Die Sonne im Gesicht: Ein Mädchen in Afghanistan (German Edition) by Deborah Ellis

Die Sonne im Gesicht: Ein Mädchen in Afghanistan (German Edition) by Deborah Ellis

Autor:Deborah Ellis [Ellis, Deborah]
Die sprache: deu
Format: azw3
Herausgeber: cbj TB
veröffentlicht: 2015-08-30T16:00:00+00:00


9. Kapitel

»Shauzia?«, flüsterte Parvana.

»Nenn mich Shafiq! Und wie soll ich dich nennen?«

»Kaseem. Was machst du hier?«

»Dasselbe wie du, Dummkopf. Aber ich muss zum Teestand zurück. Bleibst du noch eine Weile hier?« Parvana nickte. »Gut. Ich komme später wieder!«

Shauzia nahm ihr Tablett und rannte zum Teegeschäft zurück. Parvana starrte verblüfft ihrer alten Klassenkameradin nach, die sich unter die anderen Teejungen mischte. Sie musste sehr genau hinsehen, damit sie ihre Freundin von den anderen unterscheiden konnte. Dann fiel ihr ein, dass sie besser nicht so angestrengt hinstarren sollte, weil sie sonst jemand fragen könnte, was sie so aufgeregt anschaute! Also blickte Parvana weg und Shauzia tauchte in der Menge unter.

Shauzia und Parvana waren in der Schule nicht besonders gute Freundinnen gewesen. Parvana glaubte, sich zu erinnern, dass Shauzia sehr gut rechtschreiben konnte, aber sie wusste es nicht mehr so genau.

Es gab also noch andere als Jungen verkleidete Mädchen wie sie hier in Kabul. Parvana versuchte, sich zu erinnern, wen sie aus Shauzias Familie noch gekannt hatte, aber ihr fiel niemand mehr ein.

Bei den letzten beiden Kunden dieses Tages war Parvana mit den Gedanken ganz woanders, und sie war froh, als sie Shauzia endlich herbeilaufen sah.

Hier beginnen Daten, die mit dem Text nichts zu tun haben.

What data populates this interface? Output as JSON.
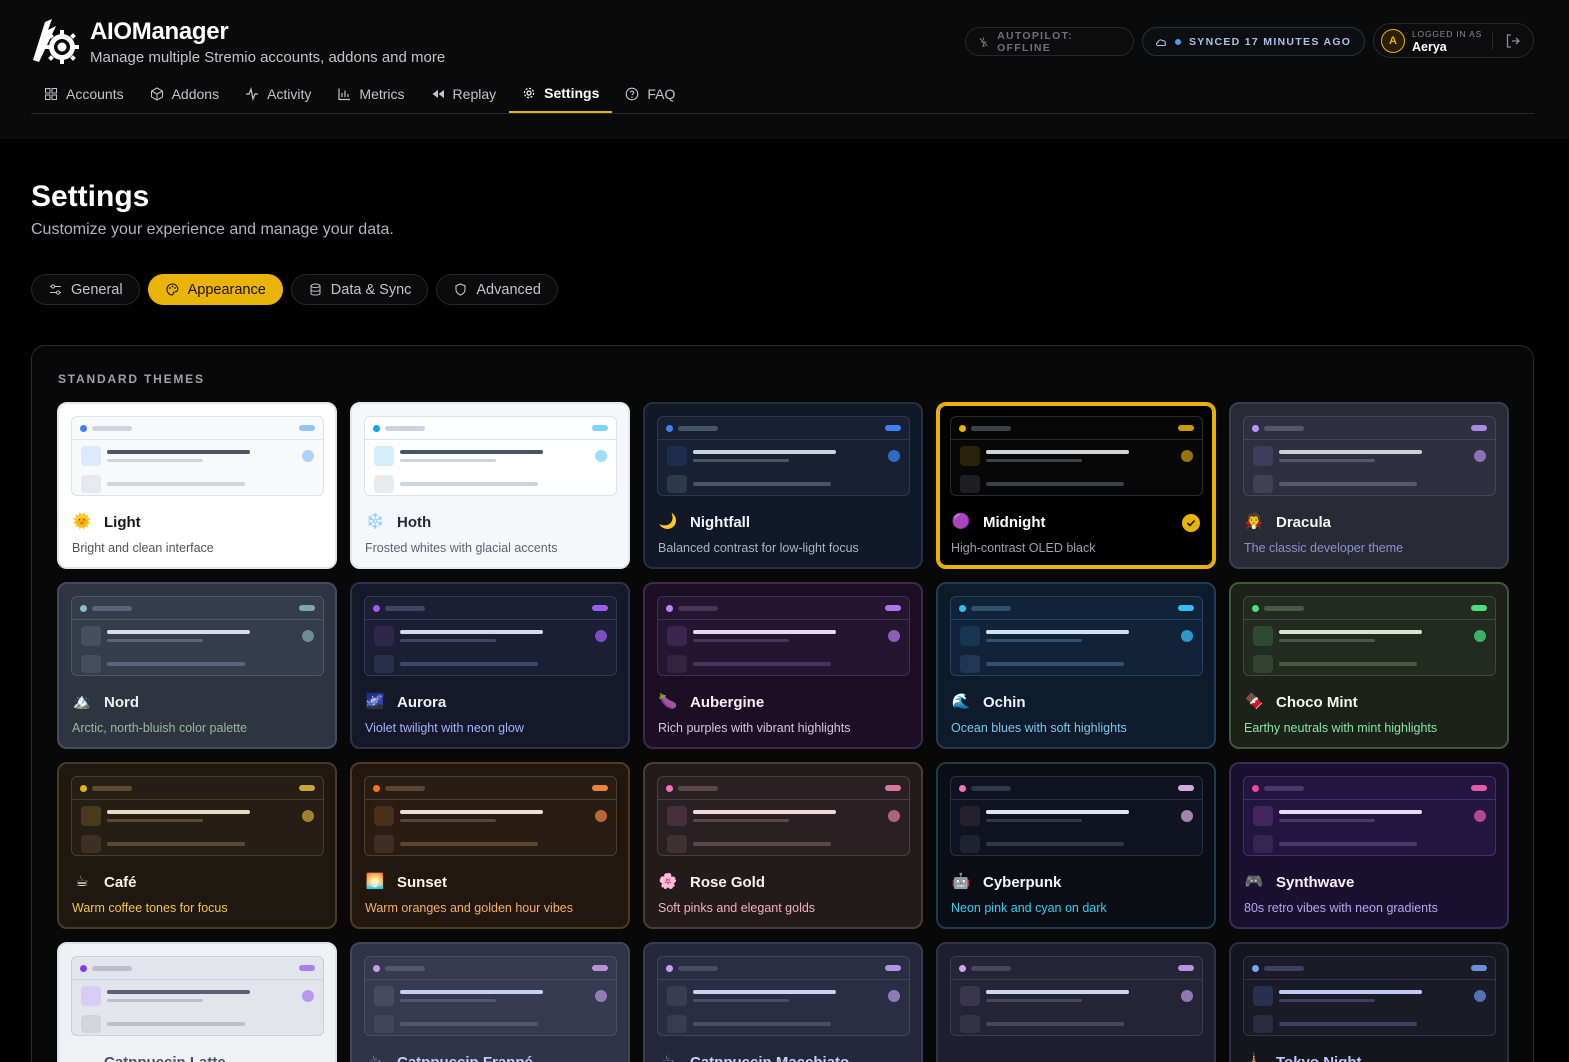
{
  "header": {
    "title": "AIOManager",
    "subtitle": "Manage multiple Stremio accounts, addons and more",
    "autopilot": "AUTOPILOT: OFFLINE",
    "sync": "SYNCED 17 MINUTES AGO",
    "logged_label": "LOGGED IN AS",
    "user_name": "Aerya",
    "avatar_initial": "A"
  },
  "nav": {
    "items": [
      {
        "label": "Accounts",
        "icon": "grid-icon"
      },
      {
        "label": "Addons",
        "icon": "box-icon"
      },
      {
        "label": "Activity",
        "icon": "activity-icon"
      },
      {
        "label": "Metrics",
        "icon": "bar-chart-icon"
      },
      {
        "label": "Replay",
        "icon": "rewind-icon"
      },
      {
        "label": "Settings",
        "icon": "gear-icon",
        "active": true
      },
      {
        "label": "FAQ",
        "icon": "help-circle-icon"
      }
    ]
  },
  "page": {
    "title": "Settings",
    "subtitle": "Customize your experience and manage your data."
  },
  "tabs": [
    {
      "label": "General",
      "icon": "sliders-icon"
    },
    {
      "label": "Appearance",
      "icon": "palette-icon",
      "active": true
    },
    {
      "label": "Data & Sync",
      "icon": "database-icon"
    },
    {
      "label": "Advanced",
      "icon": "shield-icon"
    }
  ],
  "themes_section": {
    "heading": "STANDARD THEMES",
    "themes": [
      {
        "name": "Light",
        "desc": "Bright and clean interface",
        "emoji": "🌞",
        "bg": "#ffffff",
        "border": "#e4e4e7",
        "name_color": "#18181b",
        "desc_color": "#52525b",
        "prev_bg": "#f8f9fb",
        "prev_border": "#dfe2e8",
        "line": "#4b5563",
        "muted": "#d1d5db",
        "accent": "#3b82f6",
        "accent_soft": "#dbeafe",
        "pill": "#93c5fd"
      },
      {
        "name": "Hoth",
        "desc": "Frosted whites with glacial accents",
        "emoji": "❄️",
        "bg": "#f5f7fa",
        "border": "#e2e8f0",
        "name_color": "#1e293b",
        "desc_color": "#5b6576",
        "prev_bg": "#ffffff",
        "prev_border": "#dde3ea",
        "line": "#475569",
        "muted": "#cbd5e1",
        "accent": "#0ea5e9",
        "accent_soft": "#d6eefa",
        "pill": "#7dd3fc"
      },
      {
        "name": "Nightfall",
        "desc": "Balanced contrast for low-light focus",
        "emoji": "🌙",
        "bg": "#111827",
        "border": "#243045",
        "name_color": "#f1f5f9",
        "desc_color": "#aab4c4",
        "prev_bg": "#182133",
        "prev_border": "#2c3850",
        "line": "#cbd5e1",
        "muted": "#475569",
        "accent": "#3b82f6",
        "accent_soft": "#1e2d4a",
        "pill": "#3b82f6"
      },
      {
        "name": "Midnight",
        "desc": "High-contrast OLED black",
        "emoji": "🟣",
        "bg": "#000000",
        "border": "#eab308",
        "name_color": "#ffffff",
        "desc_color": "#a1a1aa",
        "prev_bg": "#070707",
        "prev_border": "#2a2a2e",
        "line": "#d4d4d8",
        "muted": "#3f3f46",
        "accent": "#eab308",
        "accent_soft": "#2a2208",
        "pill": "#ca9a06",
        "selected": true
      },
      {
        "name": "Dracula",
        "desc": "The classic developer theme",
        "emoji": "🧛",
        "bg": "#282a36",
        "border": "#3a3d4e",
        "name_color": "#f8f8f2",
        "desc_color": "#8b93c9",
        "prev_bg": "#2e3040",
        "prev_border": "#44475a",
        "line": "#d0d0d8",
        "muted": "#55586a",
        "accent": "#bd93f9",
        "accent_soft": "#413b5e",
        "pill": "#a98ae0"
      },
      {
        "name": "Nord",
        "desc": "Arctic, north-bluish color palette",
        "emoji": "🏔️",
        "bg": "#2e3440",
        "border": "#434c5e",
        "name_color": "#eceff4",
        "desc_color": "#9bb89a",
        "prev_bg": "#353c4a",
        "prev_border": "#4c566a",
        "line": "#d8dee9",
        "muted": "#5a6478",
        "accent": "#88c0d0",
        "accent_soft": "#44505f",
        "pill": "#7fa6b3"
      },
      {
        "name": "Aurora",
        "desc": "Violet twilight with neon glow",
        "emoji": "🌌",
        "bg": "#141829",
        "border": "#2c3150",
        "name_color": "#f0f0ff",
        "desc_color": "#a5b4fc",
        "prev_bg": "#1a1f34",
        "prev_border": "#323858",
        "line": "#d6d8ee",
        "muted": "#3f4565",
        "accent": "#a855f7",
        "accent_soft": "#2e2648",
        "pill": "#9d5cf0"
      },
      {
        "name": "Aubergine",
        "desc": "Rich purples with vibrant highlights",
        "emoji": "🍆",
        "bg": "#1c0f24",
        "border": "#3f2552",
        "name_color": "#fbf0ff",
        "desc_color": "#d8c4e4",
        "prev_bg": "#241530",
        "prev_border": "#462c5a",
        "line": "#e6d8ee",
        "muted": "#4a3358",
        "accent": "#c084fc",
        "accent_soft": "#3c2450",
        "pill": "#b173e8"
      },
      {
        "name": "Ochin",
        "desc": "Ocean blues with soft highlights",
        "emoji": "🌊",
        "bg": "#0d1b2a",
        "border": "#213a55",
        "name_color": "#eaf4ff",
        "desc_color": "#7fc6ef",
        "prev_bg": "#112338",
        "prev_border": "#27425f",
        "line": "#cfe2f2",
        "muted": "#31506e",
        "accent": "#38bdf8",
        "accent_soft": "#173553",
        "pill": "#38bdf8"
      },
      {
        "name": "Choco Mint",
        "desc": "Earthy neutrals with mint highlights",
        "emoji": "🍫",
        "bg": "#1d2219",
        "border": "#3b5a3a",
        "name_color": "#f1f7ee",
        "desc_color": "#86e3a1",
        "prev_bg": "#232a1f",
        "prev_border": "#3a4a36",
        "line": "#d8e4d4",
        "muted": "#4a5a46",
        "accent": "#4ade80",
        "accent_soft": "#2f4a30",
        "pill": "#4ade80"
      },
      {
        "name": "Café",
        "desc": "Warm coffee tones for focus",
        "emoji": "☕",
        "bg": "#1f1810",
        "border": "#4a3a24",
        "name_color": "#fbf3e6",
        "desc_color": "#f5c542",
        "prev_bg": "#261d14",
        "prev_border": "#4d3d28",
        "line": "#e8dcc4",
        "muted": "#5a4a35",
        "accent": "#eab308",
        "accent_soft": "#4a3a1c",
        "pill": "#c9a43a"
      },
      {
        "name": "Sunset",
        "desc": "Warm oranges and golden hour vibes",
        "emoji": "🌅",
        "bg": "#21170f",
        "border": "#4f3a25",
        "name_color": "#fff4ea",
        "desc_color": "#f7b066",
        "prev_bg": "#281c13",
        "prev_border": "#523e2a",
        "line": "#f0dfcf",
        "muted": "#5b4533",
        "accent": "#f97316",
        "accent_soft": "#4a2f1b",
        "pill": "#e8823c"
      },
      {
        "name": "Rose Gold",
        "desc": "Soft pinks and elegant golds",
        "emoji": "🌸",
        "bg": "#231a1c",
        "border": "#4c3a3e",
        "name_color": "#fff0f2",
        "desc_color": "#f3b0c4",
        "prev_bg": "#2a2023",
        "prev_border": "#4e3c40",
        "line": "#f0d8de",
        "muted": "#5a464b",
        "accent": "#f472b6",
        "accent_soft": "#48303a",
        "pill": "#d7789c"
      },
      {
        "name": "Cyberpunk",
        "desc": "Neon pink and cyan on dark",
        "emoji": "🤖",
        "bg": "#0a0d14",
        "border": "#1f3a48",
        "name_color": "#f5f8ff",
        "desc_color": "#35d0f0",
        "prev_bg": "#0f1320",
        "prev_border": "#26303f",
        "line": "#dfe6f2",
        "muted": "#2e3848",
        "accent": "#f472b6",
        "accent_soft": "#25202e",
        "pill": "#d8a8e0"
      },
      {
        "name": "Synthwave",
        "desc": "80s retro vibes with neon gradients",
        "emoji": "🎮",
        "bg": "#1a1030",
        "border": "#3b2a5a",
        "name_color": "#fbf2ff",
        "desc_color": "#b3a8f5",
        "prev_bg": "#221540",
        "prev_border": "#43306a",
        "line": "#e5dcf5",
        "muted": "#4a3868",
        "accent": "#ec4899",
        "accent_soft": "#44255e",
        "pill": "#e45aa8"
      },
      {
        "name": "Catppuccin Latte",
        "desc": "",
        "emoji": "☕",
        "bg": "#eff1f5",
        "border": "#dce0e8",
        "name_color": "#4c4f69",
        "desc_color": "#6c6f85",
        "prev_bg": "#e3e5ec",
        "prev_border": "#ccd0da",
        "line": "#5c5f77",
        "muted": "#bcc0cc",
        "accent": "#8839ef",
        "accent_soft": "#d8cdf5",
        "pill": "#a87ff0"
      },
      {
        "name": "Catppuccin Frappé",
        "desc": "",
        "emoji": "☕",
        "bg": "#303446",
        "border": "#414559",
        "name_color": "#c6d0f5",
        "desc_color": "#a5adce",
        "prev_bg": "#353a50",
        "prev_border": "#4a4f66",
        "line": "#c6d0f5",
        "muted": "#51576d",
        "accent": "#ca9ee6",
        "accent_soft": "#484a62",
        "pill": "#b792d6"
      },
      {
        "name": "Catppuccin Macchiato",
        "desc": "",
        "emoji": "☕",
        "bg": "#24273a",
        "border": "#363a4f",
        "name_color": "#cad3f5",
        "desc_color": "#a5adcb",
        "prev_bg": "#2a2e44",
        "prev_border": "#40445a",
        "line": "#cad3f5",
        "muted": "#494d64",
        "accent": "#c6a0f6",
        "accent_soft": "#3a3c56",
        "pill": "#b392e0"
      },
      {
        "name": "",
        "desc": "",
        "emoji": "",
        "bg": "#1e1e2e",
        "border": "#313244",
        "name_color": "#cdd6f4",
        "desc_color": "#a6adc8",
        "prev_bg": "#242436",
        "prev_border": "#3a3b50",
        "line": "#cdd6f4",
        "muted": "#45475a",
        "accent": "#cba6f7",
        "accent_soft": "#3a3650",
        "pill": "#b494e0"
      },
      {
        "name": "Tokyo Night",
        "desc": "",
        "emoji": "🗼",
        "bg": "#16161e",
        "border": "#292e42",
        "name_color": "#c0caf5",
        "desc_color": "#9aa5ce",
        "prev_bg": "#1a1b26",
        "prev_border": "#2f344a",
        "line": "#c0caf5",
        "muted": "#3b4261",
        "accent": "#7aa2f7",
        "accent_soft": "#283050",
        "pill": "#6a8ee0"
      }
    ]
  }
}
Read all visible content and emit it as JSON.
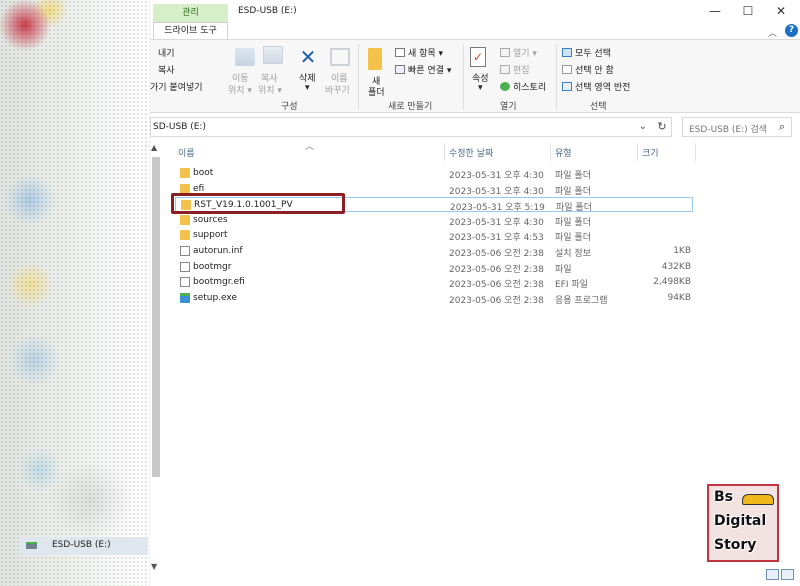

»Wo wohnst du?«, fragte Shauzia. Parvana zeigte in die Richtung, in der ihre Wohnung lag. »Packen wir zusammen und gehen wir, während wir reden. Da, ich hab dir was gekauft!« Sie drückte Parvana ein Stück Papier in die Hand, in das ein paar getrocknete Aprikosen gewickelt waren. Seit Ewigkeiten hatte Parvana so etwas nicht mehr gegessen! Sie zählte die Früchte, es war genau eine für jeden in der Familie und eine extra, die sie jetzt gleich essen konnte. Parvana biss hinein und wunderbare Süße füllte ihren Mund.

»Danke!« Sie steckte die restlichen Aprikosen in die Brusttasche zu dem heute verdienten Geld und begann zusammenzupacken. Heute lag kein kleines Geschenk auf der Decke. Aber das machte nichts. Shauzia zu treffen, war doch wirklich genug für einen Tag!

»Wie lange machst du das schon?«, fragte Shauzia, als sie den Markt verließen.

»Einen Monat ungefähr. Und du?«

»Sechs Monate. Mein Bruder ist in den Iran gegangen, um Arbeit zu suchen, das war vor fast einem Jahr. Wir haben nichts mehr von ihm gehört. Mein Vater starb an Herzversagen. Deshalb muss ich arbeiten gehen.«

»Meinen Vater haben sie verhaftet.«

»Habt ihr etwas von ihm gehört?«

»Nein. Wir sind zum Gefängnis gegangen, aber sie haben uns dort überhaupt nichts gesagt. Wir haben nichts mehr über ihn erfahren.«

»Werdet ihr vielleicht auch nicht mehr«, sagte Shauzia. »Die meisten Menschen, die verhaftet werden, verschwinden spurlos, ohne dass man je wieder etwas von ihnen hört. Sie sind einfach weg. Ich habe einen Onkel, der auch verschwunden ist.«

Parvana packte Shauzia und zwang sie, stehen zu bleiben. »Mein Vater kommt zurück!«, sagte sie. »Er kommt zurück!«

Shauzia nickte. »Ja, ja! Bei deinem Vater ist das anders. Wie geht das Geschäft?«

Parvana ließ Shauzias Arm los und ging weiter. Es war viel einfacher, über das Geschäft zu sprechen, als über ihren Vater. »Manche Tage sind besser, manche sind schlechter. Verdienst du viel als Teejunge?«

»Nicht viel. Es gibt so viele Teejungen, deshalb zahlen sie uns nicht gut.